Jérémie part à la rencontre des habitants de l'île qui détiennent des informations sur sa famille. Au fil de ses visites, l'auteur ravive le passé esclavagiste de l'île, bien loin des clichés actuels d'un lieu touristique et paradisiaque. Les échos de la souffrance des esclaves hantent le roman. Depuis la plage où vit Jeanne Tobie, dite la Surcouve, il aperçoit le Morne Brabant. Aujourd'hui, paradis des randonneurs ; hier, refuge des marrons. Sa tante Emeline lui parle de Bras d'eau, "la gueule de l'enfer", la "prison des noirs". Aditi lui fait découvrir sa forêt et son pink pidgeon, menacé lui aussi d'extinction. C'est aussi l'histoire de Krystal, lolita sauvage et indomptable. Vient s'intercaler le récit poignant de Marie Madeleine Mahé, la fille naturelle du Gouverneur des îles de France et Bourbon, qui mène une vie de désolation après avoir été abandonnée.

Autant de portraits, autant d'histoires profondément émouvantes, habitées par des personnages touchants qui nous deviennent tous familiers. Par un fourmillement de descriptions visuelles et sensorielles, le récit vibrant et palpable, prend vie sous nos yeux. Un roman lyrique, empreint de milliers d'odeurs, au plus près de l'humain et de la nature.
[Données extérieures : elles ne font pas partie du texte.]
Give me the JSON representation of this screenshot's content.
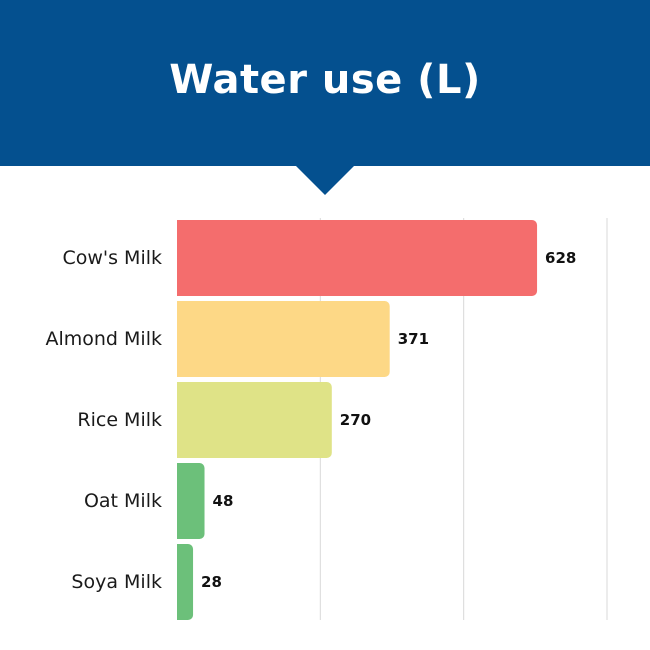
{
  "header": {
    "title": "Water use (L)",
    "background": "#04508f"
  },
  "chart_data": {
    "type": "bar",
    "orientation": "horizontal",
    "title": "Water use (L)",
    "categories": [
      "Cow's Milk",
      "Almond Milk",
      "Rice Milk",
      "Oat Milk",
      "Soya Milk"
    ],
    "values": [
      628,
      371,
      270,
      48,
      28
    ],
    "value_labels": [
      "628",
      "371",
      "270",
      "48",
      "28"
    ],
    "colors": [
      "#f46d6d",
      "#fdd886",
      "#dfe387",
      "#6cc07a",
      "#6cc07a"
    ],
    "xlim": [
      0,
      750
    ],
    "grid": true,
    "gridline_values": [
      250,
      500,
      750
    ],
    "legend": "none",
    "xlabel": "",
    "ylabel": ""
  }
}
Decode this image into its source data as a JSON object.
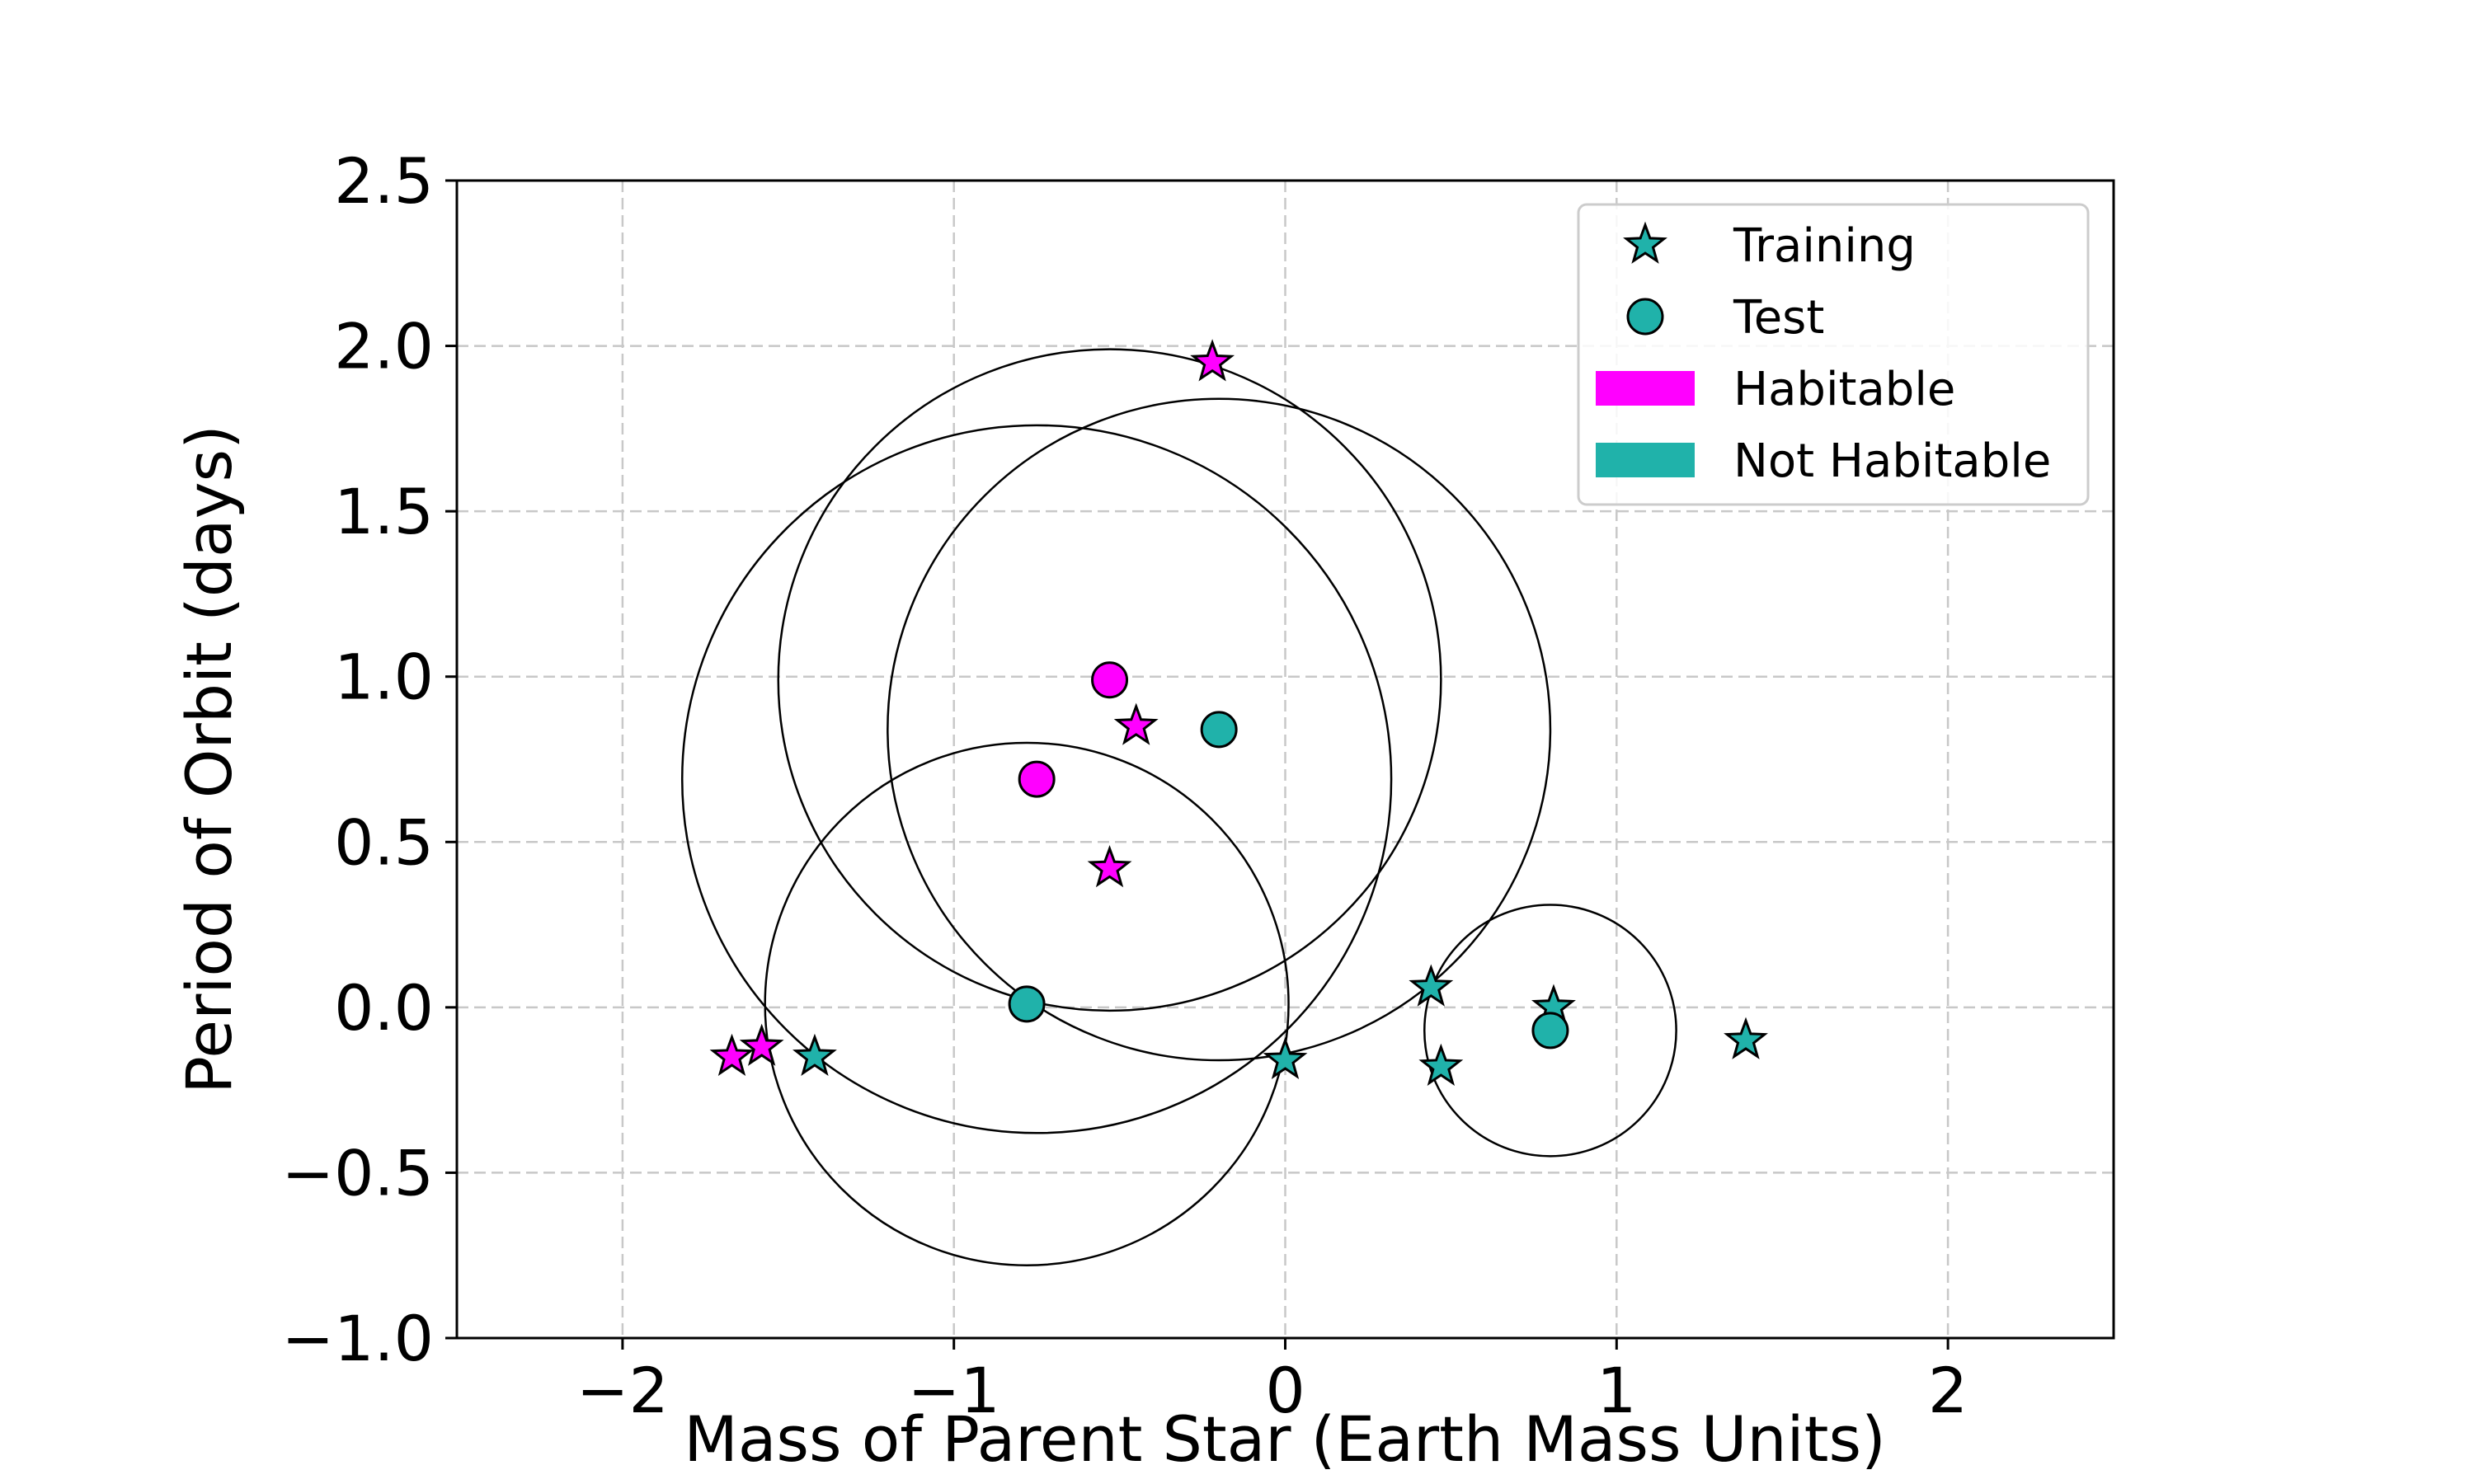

Savourez ce livre-hommage inoubliable ! (Stéphanie, Médiathèque de Thann)

Quelques citations :

Les noms apparaissent, disparaissent, ils forment une voûte sonore, ils me disent quelques chose, ils m'appellent, et je voudrais les reconnaître, un par un, mais seule une poignée me parvient, quelques syllabes dérisoires, arrachées aux pages des vieux bouquins et aux dalles des cimetières.

Voyager, c'est avoir les yeux ouverts quand tout le monde dort.

Les gros oiseaux sont arrêtés au bord de la forêt, leur oeil rond se couvre d'une taie, la fumée de la nuit pèse sur leur tête et ils enfouissent leur bec géant sous leurs moignons d'ailes, ils s'endorment. Dans la forêt résonnent des cris inconnus, des aboiements, des appels. Les miliciens redescendent vers la côte, les singes jappent. Encore quelques battements. Encore quelques nuits, avant que l'ère des oiseaux s'achève.